Press Release
June 19, 1997
Tel: 202.483.6444
Turkish Military
Claims Another Victim: The Prime Minister
Yesterday, Necmettin Erbakan, the Islamist Prime Minister of
Turkey, resigned in response to the most recent threat by generals in the
military to use force to overthrow the coalition government. The outgoing Prime
Minister, whose party received a plurality of the vote in the most recent
elections, said, "I resigned because I am a true patriot." Unless one is well-versed in Orwellian
double talk, one would think a true patriot would fight for the choice the
people mandated rather than succumb to a self-appointed "guardian" of
the state.
Lest it needs repeating, in true democracies, the military
is not in the business of dictating to civilian governments how they should
conduct themselves. In Turkey,
unfortunately, the military has dictated again and, not for the first time,
spineless politicians have surrendered their mandate to the top brass. A NATO ally and darling of armchair
policy-makers in Washington, Turkey has been teetering on the edge of
self-destruction for some time now. Mehmet Altan, one of Turkey's most
insightful journalists, has compared Turkey's situation to a bus going downhill
without any breaks.
The roots of this crisis go back to the early 1980s. It began when the Kurds, who had been
denied recognition in the constitution of the country, demanded improved
social, cultural, and political rights.
Many were killed, many others fled the country, and some took up arms to
fight the central government.
The military thought it had an antidote for the Kurdish
clamor. They began establishing religious schools in an effort to undermine the
rising tide of Kurdish nationalism (remember: religion is the opium of the masses). Unwittingly, the generals opened the
way for the rise of political Islam.
In the 1995 elections, disillusioned Turks and Kurds, who had witnessed
the imprisonment of their political leaders in 1994, voted significantly for
Erbakan, giving his party a plurality of the vote.

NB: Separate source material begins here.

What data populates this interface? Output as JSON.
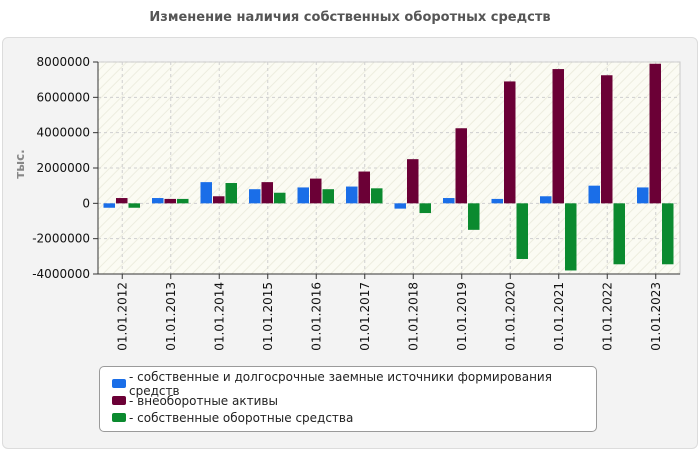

Favoring the Islamists over the Kurds has created the
present impasse. True friends of
Turkey would not endorse the military's success in deposing the Islamist Prime
Minister but urge it to declare peace with the Kurdish minority of the country
and respect the religious preferences of its peoples. As the Austrian diplomat Metternich suggested, entrusting
the ship of the state to the military will only bring stagnation and disaster.
The U.S. cannot afford to condone the military's latest interference in the democratic process in Turkey. Therefore, Secretary of State Madeleine Albright must confront Turkey's military leaders just as she has confronted other leaders throughout the world.